Piggybacks Unveils Their COVID-Safe Chariot

By Mary Kate Sheppard, Staff Writer—

What originally started as a joke between friends Trent Walliser and Matt Conkel has since evolved into a small business recognized by the wider Chattanooga community. 

Last semester, before COVID-19 came to the United States, Piggybacks originated in the dorm room of then University of Tennessee at Chattanooga sophomores Trent Walliser and Billy Johnston. 

Back in the spring, Walliser, Conkel, and Johnston would give piggyback rides to students for a small fee, and donate all proceeds to Chattanooga Food Bank. This was, of course, before they were abruptly shut down along the rest of campus. 

Nonetheless, Piggybacks came back this semester boasting a more COVID-friendly transportation option.

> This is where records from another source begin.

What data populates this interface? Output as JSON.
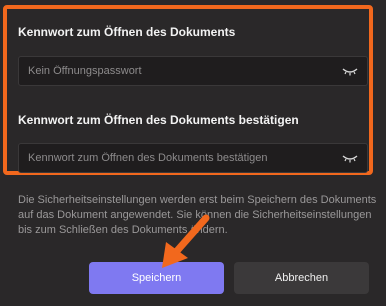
{
  "open_password": {
    "label": "Kennwort zum Öffnen des Dokuments",
    "placeholder": "Kein Öffnungspasswort",
    "value": ""
  },
  "confirm_password": {
    "label": "Kennwort zum Öffnen des Dokuments bestätigen",
    "placeholder": "Kennwort zum Öffnen des Dokuments bestätigen",
    "value": ""
  },
  "info_text": "Die Sicherheitseinstellungen werden erst beim Speichern des Dokuments auf das Dokument angewendet. Sie können die Sicherheitseinstellungen bis zum Schließen des Dokuments ändern.",
  "buttons": {
    "save": "Speichern",
    "cancel": "Abbrechen"
  },
  "colors": {
    "highlight": "#f2681d",
    "primary_button": "#7f79f1",
    "arrow": "#f2681d"
  },
  "icons": {
    "password_visibility": "eye-closed-icon",
    "annotation_arrow": "arrow-icon"
  }
}
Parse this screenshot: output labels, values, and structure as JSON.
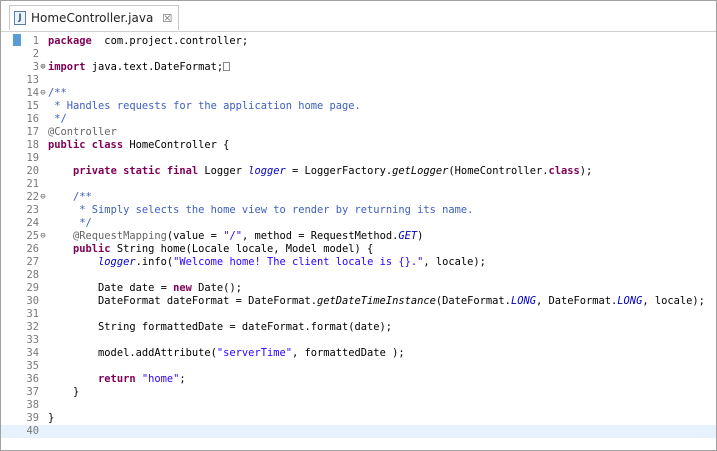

Piggybacks has exchanged their previous mode of transport for a chariot made from a converted wheelchair. Equipped with an awning, lights, and handles that keep the seat a safe six feet away from the driver, the student-powered vehicle is comfortable and corona-free. 

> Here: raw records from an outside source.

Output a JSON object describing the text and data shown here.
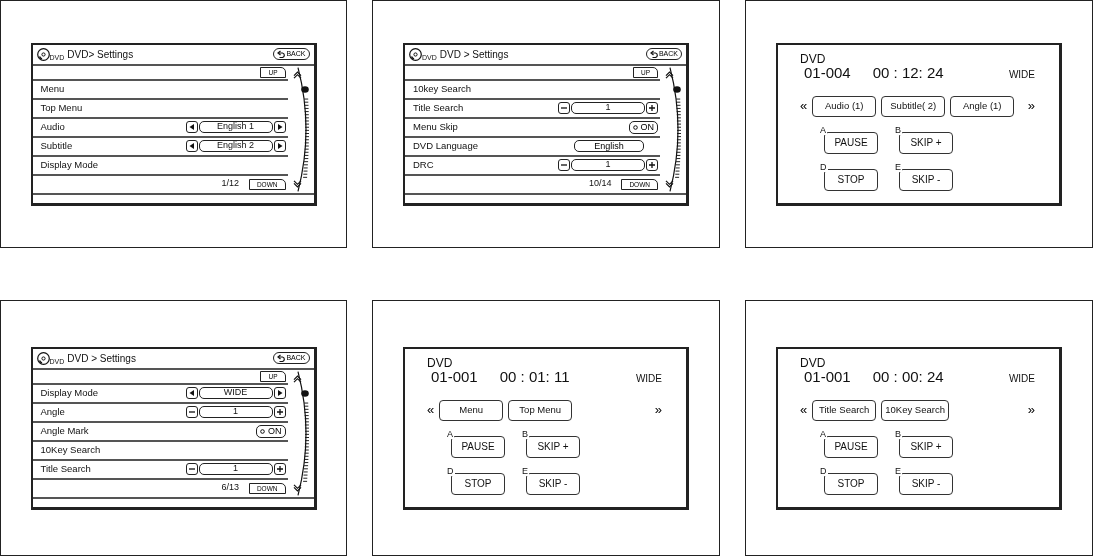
{
  "panels": [
    {
      "kind": "settings",
      "icon_label": "DVD",
      "breadcrumb": "DVD> Settings",
      "back": "BACK",
      "up": "UP",
      "rows": [
        {
          "kind": "plain",
          "label": "Menu"
        },
        {
          "kind": "plain",
          "label": "Top Menu"
        },
        {
          "kind": "arrows",
          "label": "Audio",
          "value": "English  1"
        },
        {
          "kind": "arrows",
          "label": "Subtitle",
          "value": "English  2"
        },
        {
          "kind": "plain",
          "label": "Display Mode"
        }
      ],
      "page": "1/12",
      "down": "DOWN"
    },
    {
      "kind": "settings",
      "icon_label": "DVD",
      "breadcrumb": "DVD > Settings",
      "back": "BACK",
      "up": "UP",
      "rows": [
        {
          "kind": "plain",
          "label": "10key Search"
        },
        {
          "kind": "stepper",
          "label": "Title Search",
          "value": "1"
        },
        {
          "kind": "toggle",
          "label": "Menu Skip",
          "value": "ON"
        },
        {
          "kind": "choice",
          "label": "DVD Language",
          "value": "English"
        },
        {
          "kind": "stepper",
          "label": "DRC",
          "value": "1"
        }
      ],
      "page": "10/14",
      "down": "DOWN"
    },
    {
      "kind": "player",
      "source": "DVD",
      "track": "01-004",
      "time": "00 : 12: 24",
      "mode": "WIDE",
      "prev": "«",
      "next": "»",
      "functions": [
        "Audio (1)",
        "Subtitle( 2)",
        "Angle (1)"
      ],
      "keys": [
        {
          "letter": "A",
          "label": "PAUSE"
        },
        {
          "letter": "B",
          "label": "SKIP +"
        },
        {
          "letter": "D",
          "label": "STOP"
        },
        {
          "letter": "E",
          "label": "SKIP -"
        }
      ]
    },
    {
      "kind": "settings",
      "icon_label": "DVD",
      "breadcrumb": "DVD > Settings",
      "back": "BACK",
      "up": "UP",
      "rows": [
        {
          "kind": "arrows",
          "label": "Display Mode",
          "value": "WIDE"
        },
        {
          "kind": "stepper",
          "label": "Angle",
          "value": "1"
        },
        {
          "kind": "toggle",
          "label": "Angle Mark",
          "value": "ON"
        },
        {
          "kind": "plain",
          "label": "10Key Search"
        },
        {
          "kind": "stepper",
          "label": "Title Search",
          "value": "1"
        }
      ],
      "page": "6/13",
      "down": "DOWN"
    },
    {
      "kind": "player",
      "source": "DVD",
      "track": "01-001",
      "time": "00 : 01: 11",
      "mode": "WIDE",
      "prev": "«",
      "next": "»",
      "functions": [
        "Menu",
        "Top Menu"
      ],
      "keys": [
        {
          "letter": "A",
          "label": "PAUSE"
        },
        {
          "letter": "B",
          "label": "SKIP +"
        },
        {
          "letter": "D",
          "label": "STOP"
        },
        {
          "letter": "E",
          "label": "SKIP -"
        }
      ]
    },
    {
      "kind": "player",
      "source": "DVD",
      "track": "01-001",
      "time": "00 : 00: 24",
      "mode": "WIDE",
      "prev": "«",
      "next": "»",
      "functions": [
        "Title Search",
        "10Key Search"
      ],
      "keys": [
        {
          "letter": "A",
          "label": "PAUSE"
        },
        {
          "letter": "B",
          "label": "SKIP +"
        },
        {
          "letter": "D",
          "label": "STOP"
        },
        {
          "letter": "E",
          "label": "SKIP -"
        }
      ]
    }
  ]
}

“We felt bad for incoming freshmen whose college experience was going to be taken away from them,” Walliser said. “We knew we wanted to continue piggybacks this semester, but of course, we had to follow campus guidelines. That idea transformed into what we now call our piggyback chariot.” 

Walliser admitted business was slow with around half of the campus’s normal population gone or attending school from home. 

“People don’t have two hours in between classes anymore which allows them to just hang around and do things like piggybacks,” he said.

But that’s not stopping the Piggybacks team from bringing joy to each student that does choose to participate. From the guys heading it up to the students they carry, Piggybacks is so much more than a ride across campus. A pandemic wasn’t going to stop Piggybacks from bringing a smile to people’s faces. 

What started out as a joke has grown into a trademark for the UTC community.  

“It has definitely grown into something much bigger than we had ever expected,” Walliser said. “We have now had around five to six interviews with real news outlets and each one is surreal. Not only the community of UTC enjoys this, but the whole community of Chattanooga. The love we have received for this idea is overwhelming.”

Welliser said that Piggybacks is not going anywhere, and that the team is very excited about the new chariot, even though they will miss the piggyback rides. 

“If we’re being honest here, a piggyback ride is not extremely comfortable for the rider or piggyback giver, it might even be easier to walk,” Welliser said. “But that’s not why people would get one. People would get piggyback rides because it was funny,”  

To the UTC community and to everyone involved, Piggybacks continue to bring the smiles, pandemic or not.